# Overcoming divergence in MvNormal covariance model?

I am new to pymc3 and trying to estimate (a2, a1, a0,std_error) in (y= a2* x^2 + a1*x + a0 + Multivariate Gaussian error), using MCMC (NUTS, advi+adapt_diag)

The model is given below

``````# bias param
x = pm.Uniform('x',lower=0. ,upper=3000., shape = (N,1))
a0 = pm.Normal('a0',mu=0., sd=3000., shape=M)
a1 = pm.Normal('a1',mu=1., sd=0.5, shape=M)
a2 = pm.Normal('a2',mu=0., sd=1./3000., shape=M)
xxx =pm.math.concatenate([x for _ in range(M)],axis = 1)
mu = xxx * xxx * a2+xxx * a1 +a0

# covariance param
sd_template = pm.Bound(Jeff, lower = 0.001, upper = 3000.)
sd_dist = sd_template.dist(shape=M, testval=1.)
chol_packed = pm.LKJCholeskyCov('chol_packed', n=M, eta = 1.,sd_dist=sd_dist)
chol = pm.expand_packed_triangular(M,chol_packed)

# observ
y = pm.MvNormal('y',mu = mu, chol= chol, shape = (N,M),observed = data)

# trace
trace = pm.sample(3000, njobs = 6,tune=6000, target_accept=0.81)
``````

The resulting trace has divergances around 5% and small n_eff (<200) for many parameters
I tried increasing target_accept to 0.9, 0.95 and 0.99, but the improvement was small. Actually with 0.99, the divergences were higher.

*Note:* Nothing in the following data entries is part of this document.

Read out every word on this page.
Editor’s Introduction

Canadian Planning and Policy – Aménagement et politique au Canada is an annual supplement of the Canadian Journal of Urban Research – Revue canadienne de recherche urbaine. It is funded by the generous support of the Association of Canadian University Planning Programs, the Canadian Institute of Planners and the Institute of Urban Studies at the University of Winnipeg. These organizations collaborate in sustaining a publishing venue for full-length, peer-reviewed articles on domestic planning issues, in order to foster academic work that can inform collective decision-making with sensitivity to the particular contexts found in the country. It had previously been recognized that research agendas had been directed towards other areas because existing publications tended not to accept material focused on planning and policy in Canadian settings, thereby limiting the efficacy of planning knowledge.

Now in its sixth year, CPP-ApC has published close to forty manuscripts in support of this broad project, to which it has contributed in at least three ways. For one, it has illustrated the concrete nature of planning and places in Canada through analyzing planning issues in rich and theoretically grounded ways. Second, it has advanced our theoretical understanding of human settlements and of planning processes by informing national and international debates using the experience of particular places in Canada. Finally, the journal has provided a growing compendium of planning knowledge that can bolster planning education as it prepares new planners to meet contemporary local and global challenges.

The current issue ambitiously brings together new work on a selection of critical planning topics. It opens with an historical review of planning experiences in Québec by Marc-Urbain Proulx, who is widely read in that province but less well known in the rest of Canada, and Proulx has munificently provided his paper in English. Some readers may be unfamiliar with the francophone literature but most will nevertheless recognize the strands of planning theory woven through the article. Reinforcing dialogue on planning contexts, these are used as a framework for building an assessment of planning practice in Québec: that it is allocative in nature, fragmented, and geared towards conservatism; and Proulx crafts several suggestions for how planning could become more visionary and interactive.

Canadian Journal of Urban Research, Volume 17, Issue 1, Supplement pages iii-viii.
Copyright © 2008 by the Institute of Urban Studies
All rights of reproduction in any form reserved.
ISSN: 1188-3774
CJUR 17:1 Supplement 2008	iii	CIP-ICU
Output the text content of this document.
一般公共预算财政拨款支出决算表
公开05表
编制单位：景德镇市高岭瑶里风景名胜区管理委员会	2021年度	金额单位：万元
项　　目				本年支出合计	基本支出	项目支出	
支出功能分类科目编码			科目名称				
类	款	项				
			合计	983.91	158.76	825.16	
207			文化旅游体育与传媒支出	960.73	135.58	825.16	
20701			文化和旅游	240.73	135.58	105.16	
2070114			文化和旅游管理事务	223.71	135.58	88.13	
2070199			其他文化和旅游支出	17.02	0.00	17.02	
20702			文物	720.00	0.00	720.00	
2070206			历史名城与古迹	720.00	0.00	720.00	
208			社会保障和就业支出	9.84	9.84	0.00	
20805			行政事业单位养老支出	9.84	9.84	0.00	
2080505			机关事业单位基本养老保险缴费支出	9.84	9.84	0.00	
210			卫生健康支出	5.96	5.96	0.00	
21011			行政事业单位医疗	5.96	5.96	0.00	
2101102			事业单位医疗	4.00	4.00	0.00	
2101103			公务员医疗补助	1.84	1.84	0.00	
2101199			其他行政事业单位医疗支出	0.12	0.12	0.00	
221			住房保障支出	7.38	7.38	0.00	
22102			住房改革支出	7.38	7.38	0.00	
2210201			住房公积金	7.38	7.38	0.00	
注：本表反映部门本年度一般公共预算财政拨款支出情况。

For estimation, I am expecting a0 to be small around zero, but the estimated value is always around 1200.

Any suggestions on how to improve sampling?

I’ve read here about overcoming divergence by non-centered parameterization, However, I could not apply it to the observed MvNormal y.

From my experience, 2 things I would be very careful of:

1. unidentifiable of the model
``````# bias param
x = pm.Uniform('x',lower=0. ,upper=3000., shape = (N,1))
a0 = pm.Normal('a0',mu=0., sd=3000., shape=M)
a1 = pm.Normal('a1',mu=1., sd=0.5, shape=M)
a2 = pm.Normal('a2',mu=0., sd=1./3000., shape=M)
xxx =pm.math.concatenate([x for _ in range(M)],axis = 1)
mu = xxx * xxx * a2+xxx * a1 +a0
``````

Look at the part `mu` - since they are all free parameter, they are essentially unidentifiable. For example, the first term is the same with (xxx = 5., a2 = 5.) or (xxx = .5, a2 = 50.). I would try constrained the prior for x within [0., 1.]

1. problem of prior, you should try more informative prior, I would start changing Uniform(0, 3000) or Normal(0, 3000).